Diageo — the world’s largest spirits maker and the firm behind Johnny Walker, Tanqueray Gin and Smirnoff Vodka — has taken a 1.3 billion pound ($1.7 billion) write-down as a result of a bigger-than-expected decline in sales, as demand for its range of alcoholic beverages has plummeted in nearly all markets.
The write-down relates to Diageo’s businesses in India, Nigeria, Ethiopia and South Korea, as well as complications created by the worldwide COVID-19 pandemic, Reuters reported. The outbreak has shut down bars and restaurants worldwide, leading to the company’s worst annual sales in more than a decade.
By region, Diageo’s Asia sales saw the biggest drop at 16 percent. The company attributed that to the fact that many countries in that region not only shuttered bars and restaurants, but also liquor stores.
Diageo also reported double-digit percentage losses in Latin America, Africa, Europe and Turkey, mainly attributed to supply chain disruptions and fewer social occasions amid the pandemic.
However, not all regions showed declines: North America bucked the trend and saw its sales rise 2 percent. However, Chief Financial Officer Kathryn Mikells noted that even though North America is the company’s largest region, that wasn’t enough to offset the firm’s losses elsewhere around the world.
Diageo isn’t the only alcohol brand facing tough times in the pandemic. Last week, AB InBev took a $2.5 billion write-down related to its African operations, and Heineken took a 550 million ($654.3 million) euro write-down.
The big hit that alcohol firms are taking might come as a surprise, given the steady stream of reports about surging U.S. alcohol sales as consumers stock up on booze while stuck at home.
U.S. alcohol sales shot up 55 percent in late March, just as stay-at home orders were going into effect across the nation. Bars and restaurants shut down across America, but grocery and liquor stores remained open, and consumers began stocking up on spirits, wine and beer.
CNN reported that the big winner was ready-to-drink cocktails in cans or bottles. Spiked lemonades, canned gin-and-tonics and the like saw a 106 percent sales increase. People also voted with their wallets for hard seltzer products, such as White Claw and Truly.
However, experts predicted that alcohol sales would fall as people emerged from panic mode and into a more realistic picture of what the pandemic would look like.
Analyst Laurent Grandet of Guggenheim told CNN that he expected the shutdowns to eventually hit small distillers and craft beer brewers who draw most of their sales from bars and taprooms. He said small labels would also suffer as retailers picked larger brands to stock their shelves because those are easier to get.
"It's a perfect storm for the craft beer business," Grandet told CNN Business.
Still, early evidence is starting to indicate that the longer the pandemic grinds on, the more Americans find themselves wanting a good stiff drink — or maybe a few.
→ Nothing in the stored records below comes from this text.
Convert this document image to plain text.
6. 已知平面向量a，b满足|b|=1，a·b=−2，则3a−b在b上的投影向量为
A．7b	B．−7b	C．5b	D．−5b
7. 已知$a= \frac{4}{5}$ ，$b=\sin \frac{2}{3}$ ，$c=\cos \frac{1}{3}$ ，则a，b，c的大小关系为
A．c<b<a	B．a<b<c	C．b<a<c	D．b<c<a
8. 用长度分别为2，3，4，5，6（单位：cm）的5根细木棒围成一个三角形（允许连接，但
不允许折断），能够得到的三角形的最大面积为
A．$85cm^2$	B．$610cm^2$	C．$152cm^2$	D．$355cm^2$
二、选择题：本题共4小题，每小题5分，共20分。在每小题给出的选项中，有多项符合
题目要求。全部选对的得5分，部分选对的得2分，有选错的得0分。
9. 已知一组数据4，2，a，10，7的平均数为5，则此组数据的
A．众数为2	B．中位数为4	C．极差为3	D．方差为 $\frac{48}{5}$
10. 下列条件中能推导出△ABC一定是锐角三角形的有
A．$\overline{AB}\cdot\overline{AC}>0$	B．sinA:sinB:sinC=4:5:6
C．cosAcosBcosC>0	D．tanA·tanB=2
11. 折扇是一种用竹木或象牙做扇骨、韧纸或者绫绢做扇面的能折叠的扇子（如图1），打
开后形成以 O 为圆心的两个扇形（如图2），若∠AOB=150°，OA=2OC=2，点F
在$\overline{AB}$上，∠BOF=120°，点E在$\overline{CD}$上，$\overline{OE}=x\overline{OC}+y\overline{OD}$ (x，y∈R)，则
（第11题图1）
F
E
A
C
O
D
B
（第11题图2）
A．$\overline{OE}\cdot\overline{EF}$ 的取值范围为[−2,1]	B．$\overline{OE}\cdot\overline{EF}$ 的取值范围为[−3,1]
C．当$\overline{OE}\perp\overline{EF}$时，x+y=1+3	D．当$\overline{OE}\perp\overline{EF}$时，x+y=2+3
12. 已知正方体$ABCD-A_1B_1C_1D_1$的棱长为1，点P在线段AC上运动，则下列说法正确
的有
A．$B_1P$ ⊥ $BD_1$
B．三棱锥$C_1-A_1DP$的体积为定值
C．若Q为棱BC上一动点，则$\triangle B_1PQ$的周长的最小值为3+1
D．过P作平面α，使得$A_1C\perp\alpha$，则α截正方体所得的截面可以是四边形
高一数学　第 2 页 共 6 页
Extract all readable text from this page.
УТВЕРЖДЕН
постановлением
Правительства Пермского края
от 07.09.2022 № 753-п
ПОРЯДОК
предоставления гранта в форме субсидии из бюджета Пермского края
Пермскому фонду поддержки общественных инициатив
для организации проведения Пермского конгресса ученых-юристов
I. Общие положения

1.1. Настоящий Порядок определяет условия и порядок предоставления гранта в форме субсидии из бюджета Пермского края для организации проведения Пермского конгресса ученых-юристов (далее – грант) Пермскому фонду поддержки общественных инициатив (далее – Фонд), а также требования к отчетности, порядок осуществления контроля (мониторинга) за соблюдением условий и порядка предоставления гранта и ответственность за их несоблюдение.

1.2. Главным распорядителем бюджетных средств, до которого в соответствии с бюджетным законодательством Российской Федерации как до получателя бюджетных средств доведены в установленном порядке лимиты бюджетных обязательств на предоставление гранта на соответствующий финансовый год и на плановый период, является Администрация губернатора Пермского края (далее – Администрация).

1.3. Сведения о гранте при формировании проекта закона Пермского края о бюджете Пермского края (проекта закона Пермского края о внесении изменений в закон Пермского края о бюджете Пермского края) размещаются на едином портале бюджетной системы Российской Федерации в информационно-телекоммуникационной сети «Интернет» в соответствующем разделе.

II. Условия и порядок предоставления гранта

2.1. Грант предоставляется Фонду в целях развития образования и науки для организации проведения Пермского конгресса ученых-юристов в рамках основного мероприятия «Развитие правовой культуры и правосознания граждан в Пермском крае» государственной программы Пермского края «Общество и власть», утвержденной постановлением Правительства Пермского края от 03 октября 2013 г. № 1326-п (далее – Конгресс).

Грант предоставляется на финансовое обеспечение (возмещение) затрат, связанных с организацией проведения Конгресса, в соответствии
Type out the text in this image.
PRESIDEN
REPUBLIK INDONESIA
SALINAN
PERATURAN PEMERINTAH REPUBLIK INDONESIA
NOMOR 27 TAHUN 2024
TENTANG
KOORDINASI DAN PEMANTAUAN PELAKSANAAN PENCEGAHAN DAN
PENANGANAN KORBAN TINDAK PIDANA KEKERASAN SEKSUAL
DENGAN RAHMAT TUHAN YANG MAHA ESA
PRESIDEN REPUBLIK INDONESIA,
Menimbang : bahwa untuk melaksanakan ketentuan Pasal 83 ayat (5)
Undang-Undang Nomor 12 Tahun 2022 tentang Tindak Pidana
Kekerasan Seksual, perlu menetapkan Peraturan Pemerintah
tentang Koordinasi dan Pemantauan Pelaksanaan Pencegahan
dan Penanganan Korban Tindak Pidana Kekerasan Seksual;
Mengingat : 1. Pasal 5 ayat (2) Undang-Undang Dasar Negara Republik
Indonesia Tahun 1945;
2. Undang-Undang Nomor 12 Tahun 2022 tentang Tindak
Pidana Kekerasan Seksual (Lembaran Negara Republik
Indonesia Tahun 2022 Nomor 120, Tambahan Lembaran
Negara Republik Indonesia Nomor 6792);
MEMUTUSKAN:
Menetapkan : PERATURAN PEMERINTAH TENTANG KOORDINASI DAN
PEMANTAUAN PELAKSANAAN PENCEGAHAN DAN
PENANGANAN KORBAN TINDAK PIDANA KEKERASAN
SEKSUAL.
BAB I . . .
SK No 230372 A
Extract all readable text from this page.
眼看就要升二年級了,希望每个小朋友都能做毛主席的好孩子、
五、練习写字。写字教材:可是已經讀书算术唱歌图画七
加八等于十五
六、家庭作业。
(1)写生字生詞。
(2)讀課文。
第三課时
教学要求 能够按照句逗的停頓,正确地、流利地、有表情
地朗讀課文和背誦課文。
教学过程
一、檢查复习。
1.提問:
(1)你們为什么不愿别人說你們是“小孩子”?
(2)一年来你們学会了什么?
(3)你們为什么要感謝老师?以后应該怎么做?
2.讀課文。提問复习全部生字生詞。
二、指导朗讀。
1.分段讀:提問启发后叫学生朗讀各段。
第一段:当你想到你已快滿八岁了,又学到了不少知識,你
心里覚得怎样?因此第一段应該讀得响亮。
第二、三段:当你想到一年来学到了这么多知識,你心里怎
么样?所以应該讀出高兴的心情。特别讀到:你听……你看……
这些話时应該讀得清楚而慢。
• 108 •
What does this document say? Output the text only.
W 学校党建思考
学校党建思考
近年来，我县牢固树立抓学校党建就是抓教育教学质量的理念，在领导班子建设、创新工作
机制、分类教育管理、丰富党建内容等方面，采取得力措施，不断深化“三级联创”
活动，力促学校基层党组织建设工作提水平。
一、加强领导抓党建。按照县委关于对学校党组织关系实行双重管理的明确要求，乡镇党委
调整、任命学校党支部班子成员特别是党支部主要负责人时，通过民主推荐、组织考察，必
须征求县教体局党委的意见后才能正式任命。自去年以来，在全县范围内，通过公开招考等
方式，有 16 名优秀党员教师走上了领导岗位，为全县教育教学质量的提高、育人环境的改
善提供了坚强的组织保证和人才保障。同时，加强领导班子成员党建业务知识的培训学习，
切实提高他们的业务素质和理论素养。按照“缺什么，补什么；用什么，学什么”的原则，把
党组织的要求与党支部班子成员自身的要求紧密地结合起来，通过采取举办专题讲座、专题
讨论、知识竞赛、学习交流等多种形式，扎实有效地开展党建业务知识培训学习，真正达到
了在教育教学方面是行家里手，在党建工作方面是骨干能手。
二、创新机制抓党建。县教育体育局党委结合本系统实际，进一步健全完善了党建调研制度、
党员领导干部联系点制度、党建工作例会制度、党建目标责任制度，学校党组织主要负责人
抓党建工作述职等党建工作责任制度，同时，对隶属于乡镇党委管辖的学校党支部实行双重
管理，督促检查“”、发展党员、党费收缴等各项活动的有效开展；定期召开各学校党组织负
“I can attest that we are definitely an essential business based on the increased sales since COVID-19 started affecting everything,” Zachary Isaacs, general manager of Bottles Beverage Store in Mount Pleasant, South Carolina, told The Charleston Post and Courier.
Justin Coleman of downtown Charleston’s Monarch Wine Merchants said his sales so far this year have been “very strong” — to the extent that he’s already surpassed his 2019 totals just eight months into the year.
How are alcohol sales booming in America and still sagging worldwide? Are people in other nations less likely to try to drown their pandemic-related sorrows in booze?
Not quite, Diageo CFO Mikells noted. The more important issue is that even in a pre-pandemic world, 80 percent of the brand’s North American sales originated in stores.
By contrast, most of the company’s sales in other markets come from bars and restaurants. The shutdown of those establishments — and their slow reopening in a world without a COVID vaccine — is depressing sales to an extent that not even the uptick in North American sales can offset the loss.
What comes next? Like many of its compatriots in the industry, Diageo isn’t offering predictions for the future, instead citing pandemic-related uncertainty. Given the company’s dependence on people around the world consuming alcohol in bars and restaurants, there’s no easy answer for when Diageo’s slowdown will end.